Primark’s inaugural Sustainability and Ethics Progress Report sets out the company’s progress across its Primark Cares commitments and also outlines its broader social impact and environmental sustainability work across its products, stores and the wider supply chain. The increased focus and investment in new teams and skills across the business has allowed Primark to accelerate progress against its commitments.
Primark added that in the face of rising cost-of-living pressures, it remains intent on delivering its vision of making more sustainable fashion affordable for all.
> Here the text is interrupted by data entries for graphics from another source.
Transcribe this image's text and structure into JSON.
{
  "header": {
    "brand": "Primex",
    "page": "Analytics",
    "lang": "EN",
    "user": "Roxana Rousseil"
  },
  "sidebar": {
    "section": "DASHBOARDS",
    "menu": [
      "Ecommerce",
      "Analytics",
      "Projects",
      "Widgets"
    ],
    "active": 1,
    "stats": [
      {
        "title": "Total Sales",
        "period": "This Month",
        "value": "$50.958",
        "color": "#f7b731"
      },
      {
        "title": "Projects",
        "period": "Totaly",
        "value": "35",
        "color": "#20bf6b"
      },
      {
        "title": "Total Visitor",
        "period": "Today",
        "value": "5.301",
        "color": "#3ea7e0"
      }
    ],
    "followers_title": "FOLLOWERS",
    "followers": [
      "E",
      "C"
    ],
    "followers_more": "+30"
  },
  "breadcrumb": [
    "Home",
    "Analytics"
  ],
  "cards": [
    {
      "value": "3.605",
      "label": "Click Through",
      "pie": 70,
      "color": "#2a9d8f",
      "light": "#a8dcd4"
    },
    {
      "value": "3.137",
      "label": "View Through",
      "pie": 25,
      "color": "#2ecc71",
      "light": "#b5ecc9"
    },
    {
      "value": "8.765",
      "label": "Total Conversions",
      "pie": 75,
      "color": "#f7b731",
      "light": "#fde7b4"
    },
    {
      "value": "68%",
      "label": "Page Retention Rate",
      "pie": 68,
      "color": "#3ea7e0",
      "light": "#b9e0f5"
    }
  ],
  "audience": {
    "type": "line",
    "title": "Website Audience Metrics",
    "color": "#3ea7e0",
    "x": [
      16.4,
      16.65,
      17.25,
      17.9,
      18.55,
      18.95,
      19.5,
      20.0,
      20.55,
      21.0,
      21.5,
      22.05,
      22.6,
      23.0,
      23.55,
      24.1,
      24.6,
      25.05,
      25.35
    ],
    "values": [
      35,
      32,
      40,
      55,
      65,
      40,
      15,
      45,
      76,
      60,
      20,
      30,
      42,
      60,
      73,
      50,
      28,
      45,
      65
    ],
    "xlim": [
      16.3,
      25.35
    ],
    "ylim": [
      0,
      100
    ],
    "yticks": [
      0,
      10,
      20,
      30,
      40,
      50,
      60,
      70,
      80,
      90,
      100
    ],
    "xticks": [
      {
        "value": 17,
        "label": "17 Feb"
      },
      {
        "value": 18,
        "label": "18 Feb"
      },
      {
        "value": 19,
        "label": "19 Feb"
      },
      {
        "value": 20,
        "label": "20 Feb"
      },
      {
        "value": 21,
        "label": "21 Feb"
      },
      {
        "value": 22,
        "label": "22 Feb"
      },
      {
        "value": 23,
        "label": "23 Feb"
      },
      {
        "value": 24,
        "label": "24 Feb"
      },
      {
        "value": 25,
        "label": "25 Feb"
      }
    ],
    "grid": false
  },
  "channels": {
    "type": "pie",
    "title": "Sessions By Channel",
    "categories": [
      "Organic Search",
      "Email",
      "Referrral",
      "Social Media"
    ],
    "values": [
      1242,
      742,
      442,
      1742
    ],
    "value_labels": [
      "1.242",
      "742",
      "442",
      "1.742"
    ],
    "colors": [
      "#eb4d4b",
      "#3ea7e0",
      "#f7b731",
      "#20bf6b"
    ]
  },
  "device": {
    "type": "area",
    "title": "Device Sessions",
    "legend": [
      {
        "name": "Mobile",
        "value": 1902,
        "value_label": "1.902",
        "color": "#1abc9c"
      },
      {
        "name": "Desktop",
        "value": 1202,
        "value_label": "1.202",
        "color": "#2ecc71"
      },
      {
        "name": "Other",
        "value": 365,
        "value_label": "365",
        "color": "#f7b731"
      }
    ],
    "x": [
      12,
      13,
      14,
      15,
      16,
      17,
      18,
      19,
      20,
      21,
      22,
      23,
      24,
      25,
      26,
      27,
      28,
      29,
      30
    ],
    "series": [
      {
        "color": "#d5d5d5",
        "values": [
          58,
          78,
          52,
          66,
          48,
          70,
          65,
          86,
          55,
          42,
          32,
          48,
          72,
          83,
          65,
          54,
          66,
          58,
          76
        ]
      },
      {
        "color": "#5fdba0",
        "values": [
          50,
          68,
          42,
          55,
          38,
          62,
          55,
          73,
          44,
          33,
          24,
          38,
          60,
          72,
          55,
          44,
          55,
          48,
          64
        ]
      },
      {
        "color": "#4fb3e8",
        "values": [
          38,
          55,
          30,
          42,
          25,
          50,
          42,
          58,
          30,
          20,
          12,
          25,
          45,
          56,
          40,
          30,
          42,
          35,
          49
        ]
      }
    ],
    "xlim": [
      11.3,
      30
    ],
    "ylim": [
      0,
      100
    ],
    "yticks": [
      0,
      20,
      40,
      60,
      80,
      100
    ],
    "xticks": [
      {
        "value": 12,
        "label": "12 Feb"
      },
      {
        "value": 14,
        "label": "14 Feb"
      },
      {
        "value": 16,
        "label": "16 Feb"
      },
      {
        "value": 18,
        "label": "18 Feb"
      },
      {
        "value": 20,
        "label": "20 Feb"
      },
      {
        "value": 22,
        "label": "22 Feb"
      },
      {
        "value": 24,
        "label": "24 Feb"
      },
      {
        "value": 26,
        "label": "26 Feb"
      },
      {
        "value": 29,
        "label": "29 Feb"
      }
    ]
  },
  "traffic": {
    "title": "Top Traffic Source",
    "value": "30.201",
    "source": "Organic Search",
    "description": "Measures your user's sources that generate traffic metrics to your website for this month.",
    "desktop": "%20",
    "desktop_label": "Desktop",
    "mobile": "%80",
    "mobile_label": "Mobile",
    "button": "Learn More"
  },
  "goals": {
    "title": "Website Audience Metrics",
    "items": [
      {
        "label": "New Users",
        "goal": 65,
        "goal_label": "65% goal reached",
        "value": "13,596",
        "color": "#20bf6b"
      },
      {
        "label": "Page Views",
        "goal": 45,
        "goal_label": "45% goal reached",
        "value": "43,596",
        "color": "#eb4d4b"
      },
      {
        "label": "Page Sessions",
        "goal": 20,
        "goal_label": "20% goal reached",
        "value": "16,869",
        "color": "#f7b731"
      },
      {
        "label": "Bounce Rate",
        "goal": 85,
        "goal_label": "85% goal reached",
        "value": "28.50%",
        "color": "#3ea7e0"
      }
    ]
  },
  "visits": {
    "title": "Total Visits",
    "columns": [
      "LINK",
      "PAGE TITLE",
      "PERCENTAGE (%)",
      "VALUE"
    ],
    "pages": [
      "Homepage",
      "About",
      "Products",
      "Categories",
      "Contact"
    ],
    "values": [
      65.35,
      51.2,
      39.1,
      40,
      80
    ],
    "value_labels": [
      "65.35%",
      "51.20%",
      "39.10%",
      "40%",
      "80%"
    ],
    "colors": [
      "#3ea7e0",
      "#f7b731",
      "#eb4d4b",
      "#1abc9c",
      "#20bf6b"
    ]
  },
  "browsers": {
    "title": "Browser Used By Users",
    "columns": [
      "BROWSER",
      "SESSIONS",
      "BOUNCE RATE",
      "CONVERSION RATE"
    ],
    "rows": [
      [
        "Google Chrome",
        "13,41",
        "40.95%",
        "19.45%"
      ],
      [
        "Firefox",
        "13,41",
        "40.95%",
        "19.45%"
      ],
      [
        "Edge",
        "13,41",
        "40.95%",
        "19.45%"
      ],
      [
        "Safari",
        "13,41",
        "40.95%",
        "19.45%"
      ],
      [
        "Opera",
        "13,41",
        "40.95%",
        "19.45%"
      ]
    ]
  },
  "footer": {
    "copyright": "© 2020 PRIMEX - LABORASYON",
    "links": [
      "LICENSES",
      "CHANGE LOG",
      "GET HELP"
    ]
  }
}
One year on since the launch of its Primark Cares sustainability strategy, 45% of all clothes Primark sold came under its Primark Cares label denoting clothes that contain either recycled or more sustainable materials.
Highlights from the Primark’s sustainability report:
- 40% of all cotton clothing units sold contained cotton that is recycled, organic or sourced from its Primark Sustainable Cotton Programme (PSCP), up from 27% at launch.
- New Circular Design Training Programme piloted for 24 members of the product team and six suppliers, to be scaled up in the next 12 months.
- 43 repair workshops took place across the UK and Republic of Ireland (ROI), encouraging customers and colleagues to keep and wear their clothes for longer.
- 252,800 farmers trained in the Primark Sustainable Cotton Programme (PSCP): on track to train 275,000 farmers by end of 2023, cementing this programme as the biggest of its kind of any single fashion retailer.
- Almost 3,000 farmers from the PSCP participated in a pilot for the adoption of more regenerative cotton farming in India, Pakistan and Bangladesh.
- Textile Takeback boxes now rolled out across all UK, ROI, Germany and Austria stores – representing 65% of all stores internationally.
- Primark established a Packaging Centre of Excellence to explore new ways to eliminate single-use plastic and non-clothing waste by 2027.
- Commissioned and funded research with the Anker Research Institute to provide new or updated Global Living Wage Coalition estimates for four of Primark’s sourcing markets – Bangladesh, Cambodia, Turkey and Vietnam.
- Established four new Colleague Networks, creating inclusive and supportive spaces for colleagues to discuss, represent and shape Primark’s thinking on neurodiversity and disability; cultural diversity; gender and life stages; and LGBTQIA+.
“The past 12 months have been about building the right foundations for our sustainability strategy, Primark Cares. Much of our focus has been on getting ourselves set up in the right way to meet the commitments we’ve made, which is why pilots and processes have been as important as the progress we’ve delivered during this first year,” commented Primark Cares director Lynne Walker.
“One year ago, we made a new promise to change the way we make and source our clothes, with a commitment to think differently about how we do business. To provide focus, we set deliberately stretching targets reaching to 2030. We’ve spent the last year investing in and growing our expert teams, collaborating in new ways within our own business and also with suppliers and partners to support our transformation. It’s felt challenging at times and we know we’re only getting started but one year in, we’re more committed than ever to make more sustainable fashion affordable for all.”